Thalia'nın diğer tarafında oturan, Dymentsia'nın savaşçı olduğunu tahmin ettiği adam konuştu. "Bu arada, Kara Kraliçe. Ben Rhaidestos."
"Ordu komutanlarından biri." diye açıkladı Thalia.
Gece Diyarı'nın Kralı, Rhyseion'un diğer tarafına geçince hepsi konuşmayı kesti. Dymentsia, ikisinin de tam karşısında olduğunu fark etti. "Yakut'taki dostlarımız bize Gölge Kraliçe'nin savaşa kesinkes hazırlandığını haberini verdiler. Hatta tarih bile verdiler, bu ay içinde. Hazır karanlık aydayken, karanlık her türlü yükselmişken."
"Bu ay mı?" diye sordu Rhaidestos. "Bu kadar çabuk olacağını düşünmemiştim."
Prens Lyktos, Dymentsia'ya baktı. "Sonraki adımı Karanlık Diyar'a saldırmak olacaktır. Müttefik olmak üzere olduğumuzdan da haberdar olmalı."
Thalia'nın sesi fazlasıyla endişeliydi. "Kral Diores'e yaptıklarından sonra savaş için bizimle görüşmeyeceğini bilmeliydik."
"Babamla görüşmüştü." dedi Rhyseion.
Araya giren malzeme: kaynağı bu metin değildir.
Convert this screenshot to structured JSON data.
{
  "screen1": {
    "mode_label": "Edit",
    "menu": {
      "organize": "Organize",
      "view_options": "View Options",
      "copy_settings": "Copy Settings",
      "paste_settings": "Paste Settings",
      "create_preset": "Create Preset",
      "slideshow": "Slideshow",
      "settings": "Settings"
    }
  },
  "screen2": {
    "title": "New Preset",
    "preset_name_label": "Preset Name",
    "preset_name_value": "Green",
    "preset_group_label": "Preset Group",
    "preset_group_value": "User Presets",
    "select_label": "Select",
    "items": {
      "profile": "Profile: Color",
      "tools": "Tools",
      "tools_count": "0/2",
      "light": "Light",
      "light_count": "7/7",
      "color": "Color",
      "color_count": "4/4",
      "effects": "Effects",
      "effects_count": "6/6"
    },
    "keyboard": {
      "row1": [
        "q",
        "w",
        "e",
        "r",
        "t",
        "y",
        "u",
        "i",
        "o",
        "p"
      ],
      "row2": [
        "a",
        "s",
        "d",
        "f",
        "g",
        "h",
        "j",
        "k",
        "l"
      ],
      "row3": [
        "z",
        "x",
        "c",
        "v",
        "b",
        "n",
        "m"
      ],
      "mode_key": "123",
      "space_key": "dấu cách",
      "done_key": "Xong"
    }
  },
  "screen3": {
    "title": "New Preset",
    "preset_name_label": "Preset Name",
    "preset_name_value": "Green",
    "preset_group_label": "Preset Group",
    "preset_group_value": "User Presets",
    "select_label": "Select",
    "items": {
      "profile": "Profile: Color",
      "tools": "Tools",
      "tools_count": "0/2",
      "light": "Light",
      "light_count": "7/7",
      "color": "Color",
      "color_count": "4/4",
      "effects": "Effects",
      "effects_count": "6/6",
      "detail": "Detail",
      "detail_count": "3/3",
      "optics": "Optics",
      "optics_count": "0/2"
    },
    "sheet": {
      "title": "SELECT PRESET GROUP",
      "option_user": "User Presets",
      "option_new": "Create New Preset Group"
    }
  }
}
Eski Kral'ın oğluydu. "Ve babam ona bağlanmayı reddetmişti."
"Onu ne kadar tanıyorsun ki, Andros?" Dymentsia, Lyktos'un dediklerini başta anlayamamıştı. "Sen doğduğunda o ölmüştü."
Prens Rhyseion'un yüzü ifadesiz bir hale büründü. Dymentsia, iki kuzenin arasının hiç de iyi olmadığını anladı. Konuşan ise Thalia oldu. "Lyktos. Kendi aramıza tartışmanın zamanı değil."
Kara Kraliçe de ona katılıyordu. "Yani siz, Gölge Kraliçe'nin savaş ilan etmediğini mi söylüyorsunuz?"
"Etmedi." diye onayladı onu Kral Auris. "Savaş hazırlıkları yaptığından bile yeni haberimiz oluyor. Diores'in kesin yanıtının üzerine geri çekilmişti. Ona savaş hazırlıklarını başlattıran şeyin ne olduğu hakkında bir fikrimiz yok."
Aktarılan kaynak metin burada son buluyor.